В летнюю пору любимейшим ее занятием было хождение по грибы. Поджаренные в масле и приправленные сметаной, ее вкуснейшие находки постоянно появлялись на нашем обеденном столе. Но гастрономическая часть мало что значила. Главным для нее наслаждением были поиски, и у этих поисков имелись свои правила. Скажем, разного рода агарики игнорировались, брались только съедобные представители рода Boletus (рыжеватые edulis – боровики, бурые scaber – подберезовики, красные aurantiacus – подосиновики и кое-кто из близких их родственников), называемые некоторыми “трубчатыми грибами” и холодно определяемые микологами как “наземные, мясистые, гниющие грибы с центральной ножкой”. Их компактные шляпки – плотно пригнанные у молодых, дюжие и вкусно скругленные у зрелых – обладают гладким (не пластинчатым) исподом и ладной, крепенькой ножкой. Классической простотой формы “болетусы” разительно отличаются от “грибов настоящих” с их нелепыми гимениальными пластинками и упадочным колечком на ножке. Однако именно ими, низменными и некрасивыми агариками, ограничиваются познания и аппетиты у народов с боязливыми вкусовыми луковицами, так что англо-американскому сознанию аристократические болетусы представляются, и то еще в лучшем случае, перевоспитанными поганками.

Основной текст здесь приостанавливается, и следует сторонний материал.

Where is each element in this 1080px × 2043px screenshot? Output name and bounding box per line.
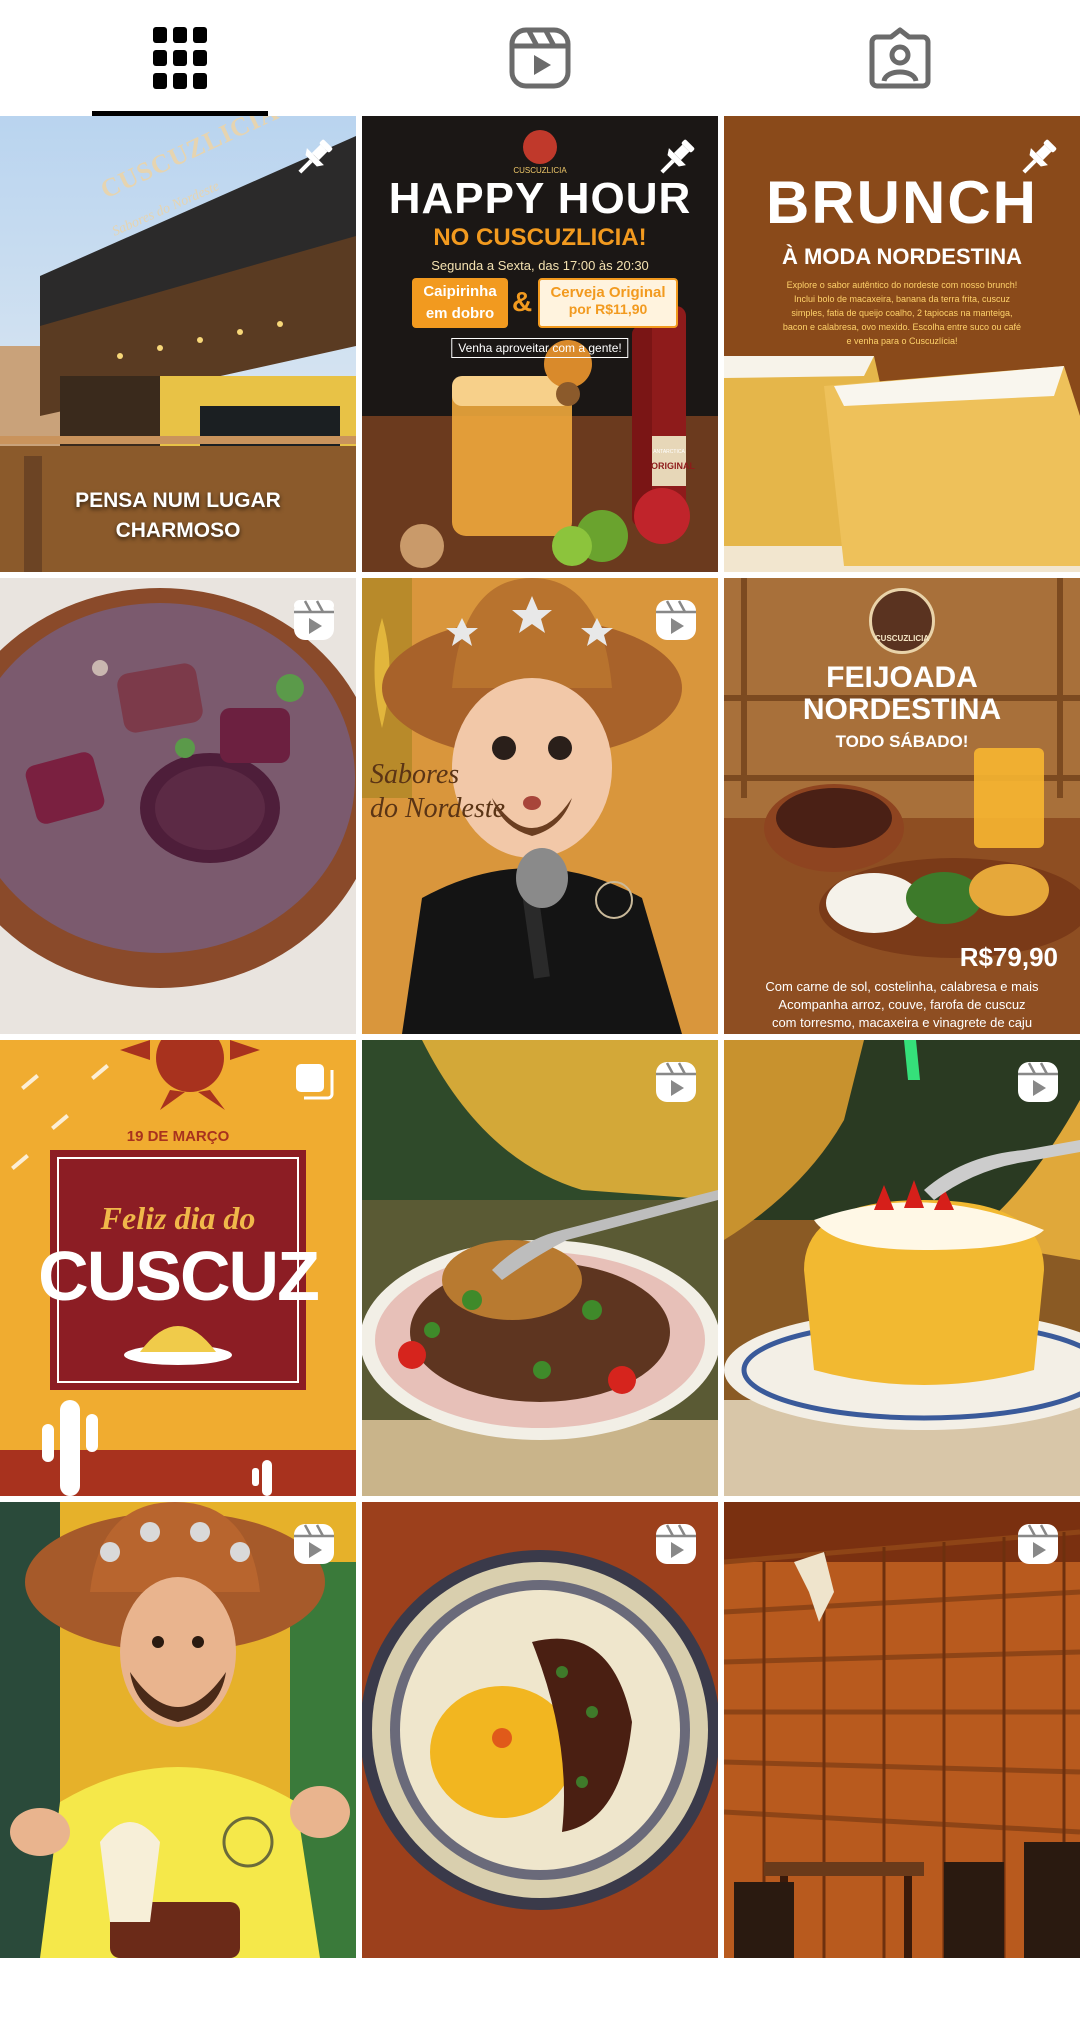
post-overlay-caption: PENSA NUM LUGAR CHARMOSO: [75, 489, 281, 542]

В дождливую погоду множество этих чудесных растеньиц вылезало под елями, березами и осинами нашего парка, особливо старого, к востоку от делившей парк надвое гужевой дороги. Укромные тенистые уголки напитывались особым грибным запахом, от которого вздрагивают и раздуваются русские ноздри – упоительной, сырой и сытной смесью мокрой моховины, жирной земли, прелых листьев. Но приходилось подолгу всматриваться и шарить в сыром подлеске, покуда не сыщешь и осторожно не вытянешь из почвы что-нибудь действительно стоящее – семейку боровичков в детских чепчиках или мрамористую разновидность подберезовика.

Пасмурными днями, под моросящим дождиком, мать пускалась одна в долгий поход, запасаясь корзинкой – вечно запачканной лиловым снутри от чьих-то черничных сборов. Ближе к ужину, можно было увидеть ее небольшую фигуру в плаще с капюшоном, приближавшуюся из туманов аллеи; бисерная бессчетная морось на зеленовато-бурой шерсти плаща образовывала вокруг нее подобие дымчатого ореола. Вот, выйдя из под капающих деревьев, она замечает меня, и лицо ее приобретает странное, огорченное выражение, которое казалось бы должно означать неудачу, но на самом деле лишь скрывает, я знаю, ревниво сдержанное упоение удачливого грибника. Дойдя до меня, она испускает “уфф!” преувеличенной усталости, и рука и плечо вдруг обвисают, чуть ли не до земли опуская корзинку, дабы подчеркнуть ее тяжесть, ее сказочную полноту.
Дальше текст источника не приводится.